Спальня, в которой прежде жили дедушка и бабушка, а еще раньше — прадедушка и прабабушка и в которой должны были жить, но так никогда и не жили мои родители, была закрыта примерно через полтора года после свадьбы Клары и Альфонсо, и с тех пор там никто не обитал, кроме разве… но это к делу не относится. Таким образом, к остальным запертым комнатам, омрачавшим особняк моих предков, прибавилась еще одна. Какие неразрешимые загадки, какие духовные взлеты и падения крылись за этими жестоко захлопнутыми дверями! Ведь на массивном ложе, застланном кружевным бельем голландского полотна, родились все десять поколений нашего рода, вплоть до дяди Альфонсо. Сколько крови и сколько жизни! Я думаю, что за этой дверью крылось нечто чрезвычайно важное.

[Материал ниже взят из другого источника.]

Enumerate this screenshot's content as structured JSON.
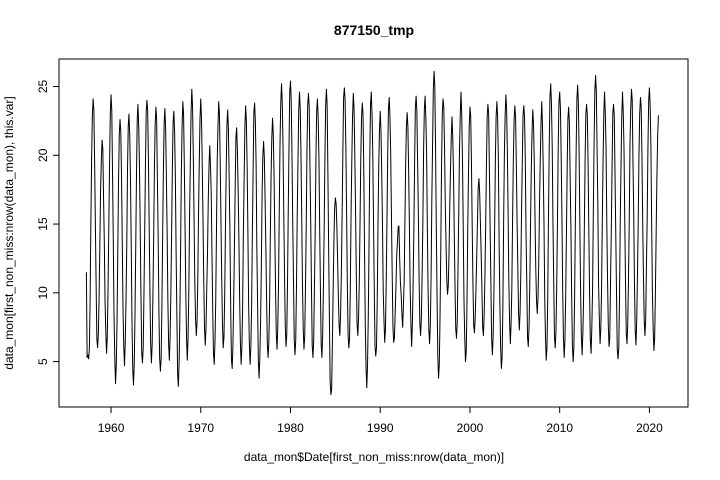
{
  "chart_data": {
    "type": "line",
    "title": "877150_tmp",
    "xlabel": "data_mon$Date[first_non_miss:nrow(data_mon)]",
    "ylabel": "data_mon[first_non_miss:nrow(data_mon), this.var]",
    "xlim": [
      1954.2,
      2024.3
    ],
    "ylim": [
      1.7,
      27.0
    ],
    "x_ticks": [
      1960,
      1970,
      1980,
      1990,
      2000,
      2010,
      2020
    ],
    "x_tick_labels": [
      "1960",
      "1970",
      "1980",
      "1990",
      "2000",
      "2010",
      "2020"
    ],
    "y_ticks": [
      5,
      10,
      15,
      20,
      25
    ],
    "y_tick_labels": [
      "5",
      "10",
      "15",
      "20",
      "25"
    ],
    "grid": false,
    "legend": "none",
    "series": [
      {
        "color": "#000000",
        "x_start": 1957.25,
        "x_step": 0.0833333,
        "annual_cycle": {
          "phase_month_of_peak": 0,
          "description": "monthly temperature, peaks in Jan (~23-25), troughs in Jul (~5-7)"
        },
        "yearly_peaks": [
          [
            1957,
            11.5
          ],
          [
            1958,
            24.1
          ],
          [
            1959,
            21.1
          ],
          [
            1960,
            24.4
          ],
          [
            1961,
            22.6
          ],
          [
            1962,
            23.0
          ],
          [
            1963,
            23.7
          ],
          [
            1964,
            24.0
          ],
          [
            1965,
            23.5
          ],
          [
            1966,
            23.4
          ],
          [
            1967,
            23.2
          ],
          [
            1968,
            23.9
          ],
          [
            1969,
            24.8
          ],
          [
            1970,
            24.1
          ],
          [
            1971,
            20.7
          ],
          [
            1972,
            23.9
          ],
          [
            1973,
            23.3
          ],
          [
            1974,
            22.0
          ],
          [
            1975,
            23.6
          ],
          [
            1976,
            23.8
          ],
          [
            1977,
            21.0
          ],
          [
            1978,
            22.7
          ],
          [
            1979,
            25.2
          ],
          [
            1980,
            25.4
          ],
          [
            1981,
            24.6
          ],
          [
            1982,
            24.5
          ],
          [
            1983,
            24.1
          ],
          [
            1984,
            24.8
          ],
          [
            1985,
            16.9
          ],
          [
            1986,
            24.9
          ],
          [
            1987,
            24.5
          ],
          [
            1988,
            23.8
          ],
          [
            1989,
            24.6
          ],
          [
            1990,
            23.2
          ],
          [
            1991,
            24.2
          ],
          [
            1992,
            14.8
          ],
          [
            1993,
            23.1
          ],
          [
            1994,
            24.3
          ],
          [
            1995,
            24.3
          ],
          [
            1996,
            26.1
          ],
          [
            1997,
            24.1
          ],
          [
            1998,
            22.8
          ],
          [
            1999,
            24.6
          ],
          [
            2000,
            23.5
          ],
          [
            2001,
            18.3
          ],
          [
            2002,
            23.7
          ],
          [
            2003,
            23.9
          ],
          [
            2004,
            24.4
          ],
          [
            2005,
            23.6
          ],
          [
            2006,
            23.6
          ],
          [
            2007,
            23.3
          ],
          [
            2008,
            23.9
          ],
          [
            2009,
            25.2
          ],
          [
            2010,
            24.6
          ],
          [
            2011,
            23.5
          ],
          [
            2012,
            25.1
          ],
          [
            2013,
            23.7
          ],
          [
            2014,
            25.8
          ],
          [
            2015,
            24.6
          ],
          [
            2016,
            23.7
          ],
          [
            2017,
            24.6
          ],
          [
            2018,
            24.8
          ],
          [
            2019,
            24.2
          ],
          [
            2020,
            24.9
          ],
          [
            2021,
            22.9
          ]
        ],
        "yearly_troughs": [
          [
            1957,
            5.2
          ],
          [
            1958,
            6.0
          ],
          [
            1959,
            5.6
          ],
          [
            1960,
            3.4
          ],
          [
            1961,
            4.7
          ],
          [
            1962,
            3.3
          ],
          [
            1963,
            4.9
          ],
          [
            1964,
            4.9
          ],
          [
            1965,
            4.3
          ],
          [
            1966,
            5.1
          ],
          [
            1967,
            3.2
          ],
          [
            1968,
            5.1
          ],
          [
            1969,
            6.9
          ],
          [
            1970,
            6.2
          ],
          [
            1971,
            4.8
          ],
          [
            1972,
            6.0
          ],
          [
            1973,
            4.5
          ],
          [
            1974,
            4.8
          ],
          [
            1975,
            4.8
          ],
          [
            1976,
            3.8
          ],
          [
            1977,
            5.3
          ],
          [
            1978,
            5.9
          ],
          [
            1979,
            6.1
          ],
          [
            1980,
            5.5
          ],
          [
            1981,
            5.9
          ],
          [
            1982,
            5.3
          ],
          [
            1983,
            5.3
          ],
          [
            1984,
            2.6
          ],
          [
            1985,
            6.9
          ],
          [
            1986,
            6.0
          ],
          [
            1987,
            6.9
          ],
          [
            1988,
            3.1
          ],
          [
            1989,
            5.4
          ],
          [
            1990,
            6.4
          ],
          [
            1991,
            6.4
          ],
          [
            1992,
            7.5
          ],
          [
            1993,
            6.1
          ],
          [
            1994,
            6.9
          ],
          [
            1995,
            6.3
          ],
          [
            1996,
            3.8
          ],
          [
            1997,
            9.9
          ],
          [
            1998,
            6.7
          ],
          [
            1999,
            5.0
          ],
          [
            2000,
            7.1
          ],
          [
            2001,
            6.9
          ],
          [
            2002,
            5.5
          ],
          [
            2003,
            4.5
          ],
          [
            2004,
            6.3
          ],
          [
            2005,
            7.3
          ],
          [
            2006,
            6.1
          ],
          [
            2007,
            8.5
          ],
          [
            2008,
            5.1
          ],
          [
            2009,
            6.0
          ],
          [
            2010,
            5.3
          ],
          [
            2011,
            5.0
          ],
          [
            2012,
            5.5
          ],
          [
            2013,
            5.6
          ],
          [
            2014,
            6.3
          ],
          [
            2015,
            6.1
          ],
          [
            2016,
            5.2
          ],
          [
            2017,
            6.3
          ],
          [
            2018,
            6.2
          ],
          [
            2019,
            6.9
          ],
          [
            2020,
            5.8
          ]
        ]
      }
    ]
  }
}
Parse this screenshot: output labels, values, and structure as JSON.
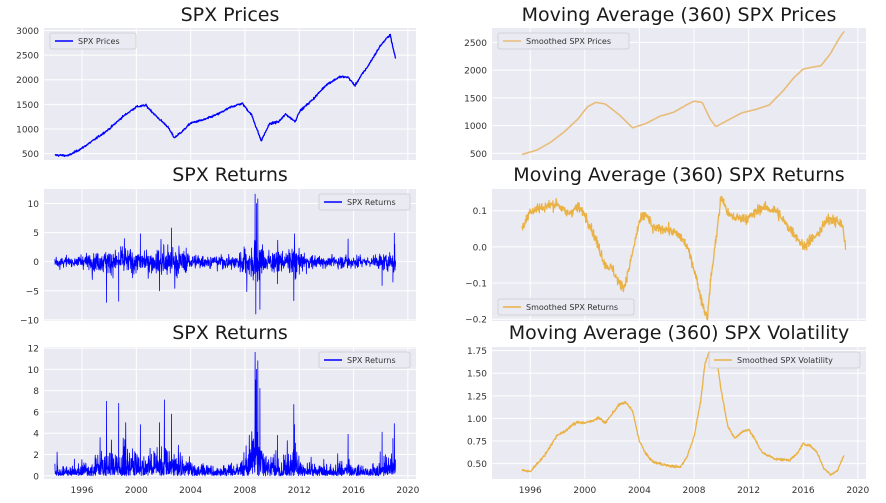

Ведь потом ничего не было — просто чистая страница для долгого, как сам мир, жизнеописания, словно кого‑то прельщала возможность всегда иметь под рукой нечто для создания ex nihilo[29] совершенно новой и лучшей истории, словно так просто оставить в стороне самые глубинные корни нашего существования и не задуматься ни на минуту о том, что, вероятнее всего, в подобных определениях уже таится зародыш нашего саморазрушения на веки вечные.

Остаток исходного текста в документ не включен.